The Kurşunlu Mosque, a 500-year-old mosque built during the Ottoman era, caught fire on Dec. 7 during clashes in Sur, a historical district in Diyarbakır in which Diyarbakır Bar Association head Tahir Elçi along with two police officers were killed in a shootout on Nov. 28. Firefighters were unable to extinguish the fire because of the nearby clashes.

The governor’s office accused the PKK of setting fire to the historical mosque in a written statement on Dec. 7. 

“The historical mosque Fatih Paşa Mosque [also known as Kurşunlu Mosque] which was damaged previously due to terror incidents was set to be renovated. But a fire was set by the members of the terror organization [PKK] inside the mosque. The original door of the mosque was burnt in this fire,” said the statement released late Dec. 7. 

It also said members of the PKK prevented firefighters from entering the street to extinguish the fire and that the blaze went out by itself.

But HDP co-chair Figen Yüksekdağ accused security forces in the incident, quoting witnesses.

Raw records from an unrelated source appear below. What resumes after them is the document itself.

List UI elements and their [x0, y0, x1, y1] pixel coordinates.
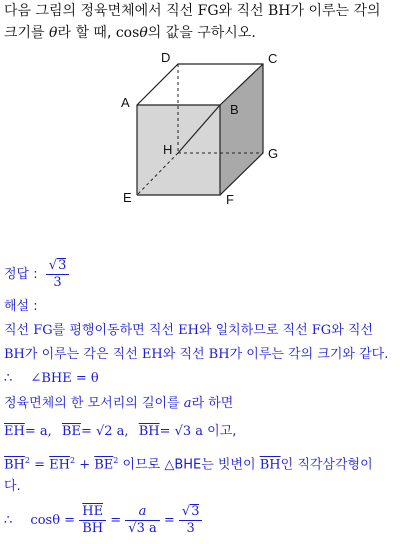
answer-fraction — [46, 258, 70, 291]
question-text-segment: 라 할 때, — [57, 25, 116, 41]
explanation-line-2: BH가 이루는 각은 직선 EH와 직선 BH가 이루는 각의 크기와 같다. — [4, 347, 389, 362]
explanation-line-1: 직선 FG를 평행이동하면 직선 EH와 일치하므로 직선 FG와 직선 — [4, 323, 373, 338]
vertex-label-d: D — [161, 50, 171, 65]
question-text-segment: 다음 그림의 정육면체에서 직선 — [4, 3, 198, 19]
vertex-label-g: G — [268, 146, 279, 161]
question-line-2 — [4, 22, 398, 44]
cube-figure — [110, 50, 290, 210]
therefore-symbol: ∴ — [4, 371, 13, 386]
explanation-label: 해설 : — [4, 299, 38, 314]
line-fg-label: FG — [197, 3, 219, 19]
question-text-segment: 크기를 — [4, 25, 50, 41]
length-eh-value: = a, — [24, 424, 52, 439]
text-segment: 이고, — [203, 424, 237, 439]
final-equation: ∴ cosθ = $\frac{\overline{HE}}{BH}$ = $\frac{a}{√3 a}$ = $\frac{√3}{3}$ — [4, 504, 398, 538]
question-text — [4, 0, 398, 44]
cos-theta-label: cosθ = — [30, 513, 76, 528]
question-line-1 — [4, 0, 398, 22]
fraction-he-over-bh: $\frac{\overline{HE}}{BH}$ — [79, 504, 106, 537]
theta-symbol: θ — [139, 25, 148, 41]
question-text-segment: 와 직선 — [218, 3, 269, 19]
answer-line — [4, 258, 398, 291]
segment-bh: $\overline{BH}$ — [138, 424, 160, 439]
explanation-line-3: 정육면체의 한 모서리의 길이를 a라 하면 — [4, 396, 234, 411]
therefore-symbol: ∴ — [4, 513, 13, 528]
angle-equation: ∠BHE = θ — [30, 371, 99, 386]
answer-denominator: 3 — [53, 275, 62, 290]
answer-label: 정답 : — [4, 267, 38, 282]
segment-be: $\overline{BE}$ — [61, 424, 81, 439]
vertex-label-c: C — [268, 51, 278, 66]
fraction-final: $\frac{√3}{3}$ — [179, 504, 203, 537]
vertex-label-f: F — [226, 192, 234, 207]
line-bh-label: BH — [268, 3, 291, 19]
vertex-label-a: A — [121, 95, 130, 110]
vertex-label-h: H — [163, 142, 173, 157]
vertex-label-e: E — [123, 190, 132, 205]
segment-eh: $\overline{EH}$ — [4, 424, 25, 439]
length-be-value: = √2 a, — [80, 424, 129, 439]
explanation-line-pythagoras: $\overline{BH}^2 = \overline{EH}^2 + \overline{BE}^2$ 이므로 △BHE는 빗변이 $\overline{BH}$인 직각삼각형이 — [4, 456, 373, 473]
explanation-line-lengths — [4, 421, 398, 443]
cos-function: cos — [115, 25, 140, 41]
vertex-label-b: B — [230, 102, 239, 117]
theta-symbol: θ — [49, 25, 58, 41]
length-bh-value: = √3 a — [159, 424, 204, 439]
explanation-line-angle — [4, 368, 398, 390]
question-text-segment: 의 값을 구하시오. — [147, 25, 256, 41]
question-text-segment: 가 이루는 각의 — [290, 3, 381, 19]
sqrt-symbol: √ — [48, 258, 58, 273]
fraction-a-over-sqrt3a: $\frac{a}{√3 a}$ — [125, 504, 159, 537]
explanation-line-end: 다. — [4, 479, 21, 494]
answer-numerator: 3 — [58, 258, 67, 273]
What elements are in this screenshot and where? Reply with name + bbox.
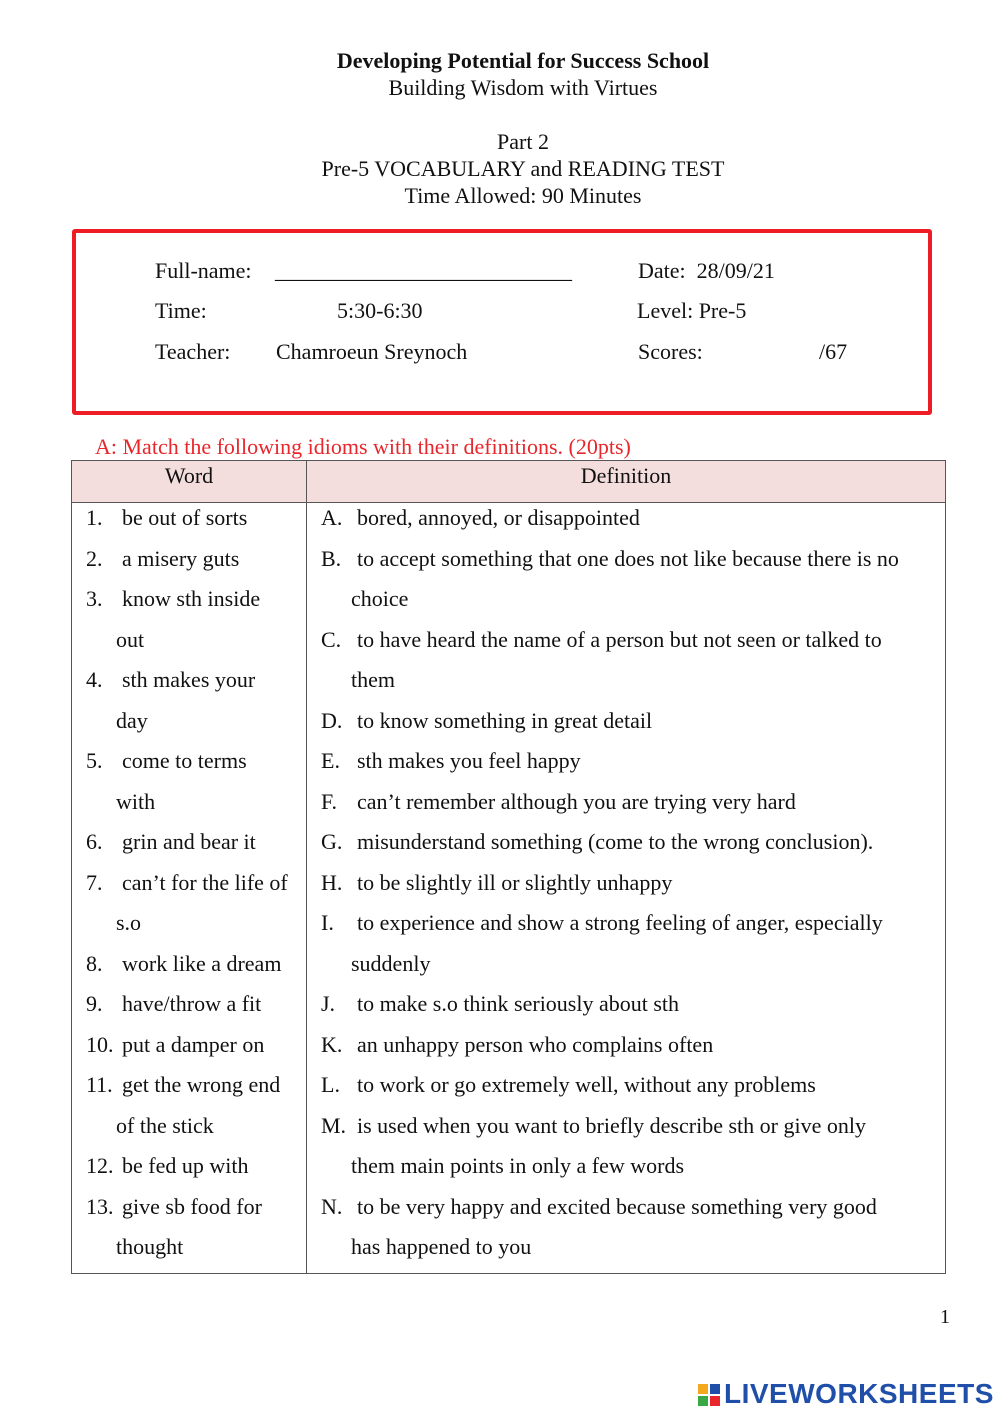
idiom-definition-text: to experience and show a strong feeling of anger, especially	[357, 910, 883, 935]
idiom-word-row	[72, 746, 306, 787]
idiom-definition-continuation: has happened to you	[351, 1234, 532, 1259]
idiom-word-number: 6.	[86, 829, 103, 854]
idiom-definition-continuation: suddenly	[351, 950, 431, 976]
idiom-definition-row	[307, 503, 945, 544]
idiom-definition-letter: M.	[321, 1112, 347, 1138]
idiom-definition-text: to know something in great detail	[357, 707, 653, 733]
idiom-word-number: 10.	[86, 1031, 114, 1057]
definition-list	[307, 503, 945, 1273]
idiom-word-number: 5.	[86, 748, 103, 773]
idiom-definition-row	[307, 625, 945, 666]
liveworksheets-logo-icon	[697, 1382, 721, 1406]
idiom-definition-letter: L.	[321, 1072, 340, 1097]
idiom-definition-text: to be slightly ill or slightly unhappy	[357, 869, 673, 895]
idiom-word-row	[72, 908, 306, 949]
idiom-word-number: 9.	[86, 991, 103, 1016]
idiom-definition-text: sth makes you feel happy	[357, 748, 581, 773]
idiom-word-number: 12.	[86, 1153, 114, 1178]
date-text: Date: 28/09/21	[638, 258, 775, 283]
idiom-word-row	[72, 989, 306, 1030]
idiom-definition-letter: B.	[321, 545, 342, 571]
teacher-label: Teacher:	[155, 339, 231, 364]
idiom-definition-row	[307, 989, 945, 1030]
idiom-word-row	[72, 1030, 306, 1071]
idiom-word-text: work like a dream	[122, 950, 282, 976]
idiom-definition-row	[307, 665, 945, 706]
idiom-definition-text: to have heard the name of a person but not seen or talked to	[357, 626, 882, 652]
idiom-word-text: come to terms	[122, 748, 247, 773]
idiom-word-row	[72, 1111, 306, 1152]
idiom-definition-text: to make s.o think seriously about sth	[357, 991, 680, 1016]
idiom-definition-text: is used when you want to briefly describe sth or give only	[357, 1112, 866, 1138]
time-allowed: Time Allowed: 90 Minutes	[404, 183, 642, 208]
idiom-definition-letter: H.	[321, 869, 343, 895]
idiom-definition-continuation: them	[351, 667, 395, 692]
idiom-word-continuation: thought	[116, 1234, 184, 1259]
idiom-definition-letter: D.	[321, 707, 343, 733]
scores-label: Scores:	[638, 339, 703, 364]
idiom-definition-row	[307, 1030, 945, 1071]
word-column-header: Word	[72, 461, 307, 503]
idiom-word-text: have/throw a fit	[122, 991, 262, 1016]
idiom-definition-letter: C.	[321, 626, 342, 652]
idiom-definition-row	[307, 787, 945, 828]
test-title: Pre-5 VOCABULARY and READING TEST	[321, 156, 725, 181]
idiom-definition-row	[307, 827, 945, 868]
idiom-definition-letter: J.	[321, 991, 336, 1016]
idiom-word-row	[72, 625, 306, 666]
time-label: Time:	[155, 298, 207, 323]
idiom-definition-text: misunderstand something (come to the wrong conclusion).	[357, 829, 874, 854]
word-list	[72, 503, 306, 1273]
idiom-word-text: sth makes your	[122, 667, 256, 692]
school-name: Developing Potential for Success School	[336, 48, 710, 73]
fullname-label: Full-name:	[155, 258, 252, 283]
idiom-word-text: give sb food for	[122, 1193, 262, 1219]
time-value: 5:30-6:30	[337, 298, 423, 323]
idiom-definition-letter: E.	[321, 748, 340, 773]
idiom-word-number: 11.	[86, 1072, 113, 1097]
fullname-field[interactable]: ___________________________	[275, 258, 572, 283]
idiom-word-row	[72, 827, 306, 868]
idiom-word-number: 3.	[86, 586, 103, 611]
idiom-word-row	[72, 706, 306, 747]
idiom-word-continuation: out	[116, 626, 145, 652]
idiom-word-row	[72, 1232, 306, 1273]
idiom-word-text: put a damper on	[122, 1031, 265, 1057]
word-cell	[72, 503, 307, 1274]
idiom-definition-row	[307, 1111, 945, 1152]
idiom-word-continuation: s.o	[116, 910, 142, 935]
idiom-word-row	[72, 787, 306, 828]
idiom-word-row	[72, 665, 306, 706]
idiom-definition-row	[307, 1232, 945, 1273]
idiom-definition-text: an unhappy person who complains often	[357, 1031, 714, 1057]
idiom-definition-row	[307, 868, 945, 909]
idiom-matching-table	[71, 460, 946, 1274]
definition-cell	[307, 503, 946, 1274]
idiom-definition-row	[307, 949, 945, 990]
idiom-word-row	[72, 503, 306, 544]
idiom-definition-text: to work or go extremely well, without any problems	[357, 1072, 816, 1097]
idiom-definition-row	[307, 746, 945, 787]
idiom-word-number: 7.	[86, 869, 103, 895]
idiom-definition-row	[307, 584, 945, 625]
idiom-word-continuation: day	[116, 707, 148, 733]
idiom-definition-letter: N.	[321, 1193, 343, 1219]
idiom-word-row	[72, 868, 306, 909]
idiom-word-number: 1.	[86, 505, 103, 530]
idiom-word-text: a misery guts	[122, 545, 240, 571]
idiom-definition-letter: K.	[321, 1031, 343, 1057]
idiom-definition-row	[307, 706, 945, 747]
idiom-word-row	[72, 949, 306, 990]
idiom-word-number: 8.	[86, 950, 103, 976]
teacher-name: Chamroeun Sreynoch	[276, 339, 468, 364]
page-number: 1	[940, 1306, 950, 1328]
school-motto: Building Wisdom with Virtues	[388, 75, 658, 100]
idiom-definition-letter: I.	[321, 910, 334, 935]
idiom-word-number: 4.	[86, 667, 103, 692]
level-text: Level: Pre-5	[637, 298, 747, 323]
idiom-definition-row	[307, 1070, 945, 1111]
idiom-definition-letter: F.	[321, 788, 337, 814]
idiom-word-text: can’t for the life of	[122, 869, 288, 895]
scores-total: /67	[819, 339, 848, 364]
idiom-word-number: 13.	[86, 1193, 114, 1219]
idiom-definition-row	[307, 1192, 945, 1233]
definition-column-header: Definition	[307, 461, 946, 503]
part-label: Part 2	[497, 129, 549, 154]
idiom-word-text: grin and bear it	[122, 829, 256, 854]
idiom-definition-letter: G.	[321, 829, 343, 854]
idiom-definition-row	[307, 908, 945, 949]
idiom-word-text: know sth inside	[122, 586, 261, 611]
idiom-definition-text: can’t remember although you are trying very hard	[357, 788, 796, 814]
section-a-title: A: Match the following idioms with their definitions. (20pts)	[95, 434, 631, 459]
idiom-word-number: 2.	[86, 545, 103, 571]
idiom-definition-continuation: choice	[351, 586, 409, 611]
idiom-word-text: be fed up with	[122, 1153, 249, 1178]
idiom-word-row	[72, 1192, 306, 1233]
idiom-word-continuation: of the stick	[116, 1112, 214, 1138]
idiom-definition-text: to accept something that one does not like because there is no	[357, 545, 899, 571]
idiom-definition-continuation: them main points in only a few words	[351, 1153, 685, 1178]
idiom-definition-row	[307, 544, 945, 585]
liveworksheets-brand	[697, 1376, 994, 1412]
idiom-word-continuation: with	[116, 788, 156, 814]
idiom-definition-text: bored, annoyed, or disappointed	[357, 505, 640, 530]
idiom-definition-text: to be very happy and excited because something very good	[357, 1193, 877, 1219]
brand-name: LIVEWORKSHEETS	[724, 1378, 994, 1409]
idiom-word-text: be out of sorts	[122, 505, 248, 530]
idiom-definition-letter: A.	[321, 505, 343, 530]
idiom-word-row	[72, 584, 306, 625]
idiom-word-row	[72, 1070, 306, 1111]
idiom-definition-row	[307, 1151, 945, 1192]
idiom-word-text: get the wrong end	[122, 1072, 281, 1097]
idiom-word-row	[72, 1151, 306, 1192]
idiom-word-row	[72, 544, 306, 585]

“Who burnt the Kurşunlu Mosque? All witnesses in that street, including journalists, say one thing: Kurşunlu Mosque was bombed from the air. The youth in the Sur neighborhood do not have helicopters. Who has helicopters? The state,” she said during a parliamentary group meeting for her party in Ankara on Dec. 8. 
Meanwhile, clashes continued in Diyarbakır on Dec. 8 with PKK members clashing with the security forces in the Ofis neighborhood of the city. A curfew was still in effect in Sur as of Dec. 8. 

Diyarbakır Metropolitan Municipality has prepared a report on the destruction of the Kurşunlu Mosque and other historic buildings in the province, sending it to both UNESCO and the Turkish Culture and Tourism Ministry. 

“People are getting killed and as if this was not enough, history is also being murdered,” said Nevin Soyukaya, the head of the cultural heritage and tourism office of the municipality.

In the meantime, one police officer was killed and another was wounded in clashes between police and the outlawed Patriotic Revolutionary Youth Movement (YDG-H) in the southeastern province of Mardin on Dec. 8. 
Clashes reportedly erupted in Mardin’s Nusaybin district after police entered the Fırat neighborhood in armored vehicles to remove barricades and fill in trenches allegedly dug by militants of the YDG-H, the urban youth wing of the PKK.

Two police officers were wounded in the gunfight and both were taken to Nusaybin State Hospital for treatment.

One of the injured officers succumbed to his wounds in hospital, while the other injured officer was transferred to nearby Mardin State Hospital.

Police were accused of killing three civilians in Nusaybin on Dec. 7 after killing two others the day before.